編み物は、やり始めた頃は苦労していましたが、何年か経った頃には立派に編めるようになりました。才能はあったと思います。不得手ではあったものの、編み物は誰にでも出来る事ではありませんから。
彼よりも編み物が上手な者は沢山いました。だから彼が居なかったとしても、あの世界は成り立っていたでしょう。
ただ、彼のように複雑に編み込まれた糸の解き方を知っている者も、世界を創るためには必要だと思ったのです。糸はどれだけ美しく編んでも、時が経てば解れます。美しい世界を維持するためには、彼のような者も必要だと。

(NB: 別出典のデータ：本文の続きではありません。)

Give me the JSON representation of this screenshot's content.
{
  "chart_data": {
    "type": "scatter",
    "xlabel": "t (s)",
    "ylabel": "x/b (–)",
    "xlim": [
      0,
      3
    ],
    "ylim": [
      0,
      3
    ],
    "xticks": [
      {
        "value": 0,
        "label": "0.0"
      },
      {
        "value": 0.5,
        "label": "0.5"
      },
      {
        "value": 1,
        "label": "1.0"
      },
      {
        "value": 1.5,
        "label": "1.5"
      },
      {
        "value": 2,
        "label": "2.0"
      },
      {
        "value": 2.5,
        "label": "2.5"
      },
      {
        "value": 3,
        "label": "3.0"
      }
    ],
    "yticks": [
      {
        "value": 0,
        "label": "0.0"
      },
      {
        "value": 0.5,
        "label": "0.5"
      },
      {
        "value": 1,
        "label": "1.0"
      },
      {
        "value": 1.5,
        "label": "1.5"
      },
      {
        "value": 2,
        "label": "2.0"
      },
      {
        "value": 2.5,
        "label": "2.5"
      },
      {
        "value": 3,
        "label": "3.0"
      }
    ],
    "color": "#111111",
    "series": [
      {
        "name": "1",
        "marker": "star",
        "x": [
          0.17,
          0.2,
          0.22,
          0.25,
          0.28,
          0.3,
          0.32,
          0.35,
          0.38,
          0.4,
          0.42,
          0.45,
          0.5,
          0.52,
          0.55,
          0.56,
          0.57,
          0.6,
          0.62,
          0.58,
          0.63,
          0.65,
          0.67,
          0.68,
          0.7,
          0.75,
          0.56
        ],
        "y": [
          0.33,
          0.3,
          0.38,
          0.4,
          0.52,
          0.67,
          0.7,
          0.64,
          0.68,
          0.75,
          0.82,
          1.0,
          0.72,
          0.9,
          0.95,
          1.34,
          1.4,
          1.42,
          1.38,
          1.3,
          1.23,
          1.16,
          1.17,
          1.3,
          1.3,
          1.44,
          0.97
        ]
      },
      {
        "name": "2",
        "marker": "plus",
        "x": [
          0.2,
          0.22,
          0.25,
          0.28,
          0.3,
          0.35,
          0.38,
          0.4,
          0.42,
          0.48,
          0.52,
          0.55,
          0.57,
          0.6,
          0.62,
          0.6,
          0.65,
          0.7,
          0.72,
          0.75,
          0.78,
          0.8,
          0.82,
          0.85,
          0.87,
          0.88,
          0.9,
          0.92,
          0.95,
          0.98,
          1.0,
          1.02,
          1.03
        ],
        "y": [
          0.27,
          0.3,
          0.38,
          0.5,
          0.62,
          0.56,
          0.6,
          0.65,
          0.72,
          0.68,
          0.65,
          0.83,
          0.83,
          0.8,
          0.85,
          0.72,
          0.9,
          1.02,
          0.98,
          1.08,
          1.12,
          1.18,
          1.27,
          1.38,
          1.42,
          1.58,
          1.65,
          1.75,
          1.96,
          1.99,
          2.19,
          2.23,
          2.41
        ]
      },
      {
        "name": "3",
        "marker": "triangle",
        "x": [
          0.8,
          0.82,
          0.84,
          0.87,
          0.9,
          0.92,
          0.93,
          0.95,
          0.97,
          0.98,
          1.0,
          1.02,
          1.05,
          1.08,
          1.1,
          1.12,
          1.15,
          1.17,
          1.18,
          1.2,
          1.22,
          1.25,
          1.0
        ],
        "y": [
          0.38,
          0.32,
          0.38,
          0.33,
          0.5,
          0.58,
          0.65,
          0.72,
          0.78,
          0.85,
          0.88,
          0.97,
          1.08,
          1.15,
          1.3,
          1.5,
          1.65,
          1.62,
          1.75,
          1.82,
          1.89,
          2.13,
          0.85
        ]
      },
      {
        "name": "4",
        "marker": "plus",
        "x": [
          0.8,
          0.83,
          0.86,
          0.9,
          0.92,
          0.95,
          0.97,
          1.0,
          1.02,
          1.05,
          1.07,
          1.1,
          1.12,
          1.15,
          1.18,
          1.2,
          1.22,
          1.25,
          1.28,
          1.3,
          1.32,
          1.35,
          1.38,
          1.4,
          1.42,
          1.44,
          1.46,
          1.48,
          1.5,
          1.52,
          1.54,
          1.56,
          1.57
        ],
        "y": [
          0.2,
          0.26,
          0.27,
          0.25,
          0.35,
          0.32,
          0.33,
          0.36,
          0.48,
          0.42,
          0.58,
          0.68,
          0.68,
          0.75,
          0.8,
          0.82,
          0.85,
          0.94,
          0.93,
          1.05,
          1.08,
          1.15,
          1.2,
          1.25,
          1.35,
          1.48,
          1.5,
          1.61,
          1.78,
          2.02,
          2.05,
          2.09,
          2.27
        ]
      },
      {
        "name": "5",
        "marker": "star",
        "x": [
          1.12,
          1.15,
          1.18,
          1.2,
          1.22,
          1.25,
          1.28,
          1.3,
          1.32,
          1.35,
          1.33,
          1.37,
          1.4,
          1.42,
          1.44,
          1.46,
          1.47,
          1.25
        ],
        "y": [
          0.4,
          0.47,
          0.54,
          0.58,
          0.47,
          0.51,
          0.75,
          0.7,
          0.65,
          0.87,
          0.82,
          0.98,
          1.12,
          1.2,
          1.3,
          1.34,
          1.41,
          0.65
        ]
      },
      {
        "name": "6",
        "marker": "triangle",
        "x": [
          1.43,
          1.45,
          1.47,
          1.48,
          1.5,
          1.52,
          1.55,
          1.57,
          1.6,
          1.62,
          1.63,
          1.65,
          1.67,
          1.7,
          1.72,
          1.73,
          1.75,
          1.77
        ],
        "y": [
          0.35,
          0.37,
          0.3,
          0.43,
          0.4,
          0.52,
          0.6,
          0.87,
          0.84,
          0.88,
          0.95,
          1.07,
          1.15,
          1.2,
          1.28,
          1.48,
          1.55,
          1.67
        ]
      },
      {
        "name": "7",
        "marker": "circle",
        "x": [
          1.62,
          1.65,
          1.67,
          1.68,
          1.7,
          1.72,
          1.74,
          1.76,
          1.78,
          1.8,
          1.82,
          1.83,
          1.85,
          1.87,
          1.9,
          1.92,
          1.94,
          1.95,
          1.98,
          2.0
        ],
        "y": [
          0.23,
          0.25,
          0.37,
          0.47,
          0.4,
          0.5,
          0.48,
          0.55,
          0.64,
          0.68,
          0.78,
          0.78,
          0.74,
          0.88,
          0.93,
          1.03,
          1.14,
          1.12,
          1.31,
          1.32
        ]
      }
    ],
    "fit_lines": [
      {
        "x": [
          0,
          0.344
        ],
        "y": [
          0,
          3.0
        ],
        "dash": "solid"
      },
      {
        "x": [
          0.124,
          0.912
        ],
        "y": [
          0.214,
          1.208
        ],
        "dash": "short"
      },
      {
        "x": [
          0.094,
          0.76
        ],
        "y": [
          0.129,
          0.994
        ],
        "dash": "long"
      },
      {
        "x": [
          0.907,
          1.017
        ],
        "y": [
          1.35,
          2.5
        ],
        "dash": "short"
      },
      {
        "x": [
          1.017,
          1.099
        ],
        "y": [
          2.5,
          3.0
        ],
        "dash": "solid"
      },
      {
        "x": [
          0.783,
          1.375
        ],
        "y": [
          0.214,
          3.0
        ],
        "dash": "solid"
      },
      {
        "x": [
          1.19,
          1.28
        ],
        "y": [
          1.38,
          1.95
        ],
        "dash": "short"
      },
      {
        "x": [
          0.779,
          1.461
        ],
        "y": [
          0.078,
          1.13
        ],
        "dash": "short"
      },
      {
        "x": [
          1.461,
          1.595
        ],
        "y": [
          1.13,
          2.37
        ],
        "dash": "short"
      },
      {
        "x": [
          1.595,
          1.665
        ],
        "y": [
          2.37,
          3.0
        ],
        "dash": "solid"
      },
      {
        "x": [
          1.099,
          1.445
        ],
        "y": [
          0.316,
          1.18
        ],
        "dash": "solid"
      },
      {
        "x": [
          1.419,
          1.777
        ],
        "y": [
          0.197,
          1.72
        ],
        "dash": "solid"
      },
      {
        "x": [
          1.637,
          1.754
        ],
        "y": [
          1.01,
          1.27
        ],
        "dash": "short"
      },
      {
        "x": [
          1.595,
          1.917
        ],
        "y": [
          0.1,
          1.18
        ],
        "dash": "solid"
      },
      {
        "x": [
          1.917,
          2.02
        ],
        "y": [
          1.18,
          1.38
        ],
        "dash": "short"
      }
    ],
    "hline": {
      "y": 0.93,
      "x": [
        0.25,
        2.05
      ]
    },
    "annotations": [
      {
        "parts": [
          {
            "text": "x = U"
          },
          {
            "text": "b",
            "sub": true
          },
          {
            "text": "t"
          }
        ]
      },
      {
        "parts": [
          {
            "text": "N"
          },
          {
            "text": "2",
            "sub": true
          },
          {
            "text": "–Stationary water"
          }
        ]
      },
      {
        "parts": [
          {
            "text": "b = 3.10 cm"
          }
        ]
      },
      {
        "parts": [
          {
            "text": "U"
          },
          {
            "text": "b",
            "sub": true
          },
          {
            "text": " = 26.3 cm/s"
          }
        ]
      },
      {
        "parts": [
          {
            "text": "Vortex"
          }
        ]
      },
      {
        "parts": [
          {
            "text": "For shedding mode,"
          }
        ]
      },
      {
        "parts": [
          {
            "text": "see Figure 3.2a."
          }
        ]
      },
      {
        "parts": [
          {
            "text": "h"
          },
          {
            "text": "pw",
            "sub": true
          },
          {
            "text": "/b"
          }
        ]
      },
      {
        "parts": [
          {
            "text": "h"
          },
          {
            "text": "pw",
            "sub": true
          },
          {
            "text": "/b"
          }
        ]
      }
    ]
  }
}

あやとり遊びが好きな彼は、糸と指で様々な形を作る事が出来ました。お星様、梯子、山、蝶、川⋯⋯。一通り作って、最後にはその糸をスルスルと解いていきます。これには決められた手順がありまして、それを知っていると、複雑に絡まった糸を綺麗に解けるのです。
だから彼は、本能に近い形で理解していたのでしょう。あの世界の解き方を。
結果的には、そうですね。私の見る目がなかったのか、或いは、この碌でもない現実を、私達は生きるべきだと教えてくれたのか⋯⋯。そう考えると、彼はある意味で、神様のような存在だったのかも知れません。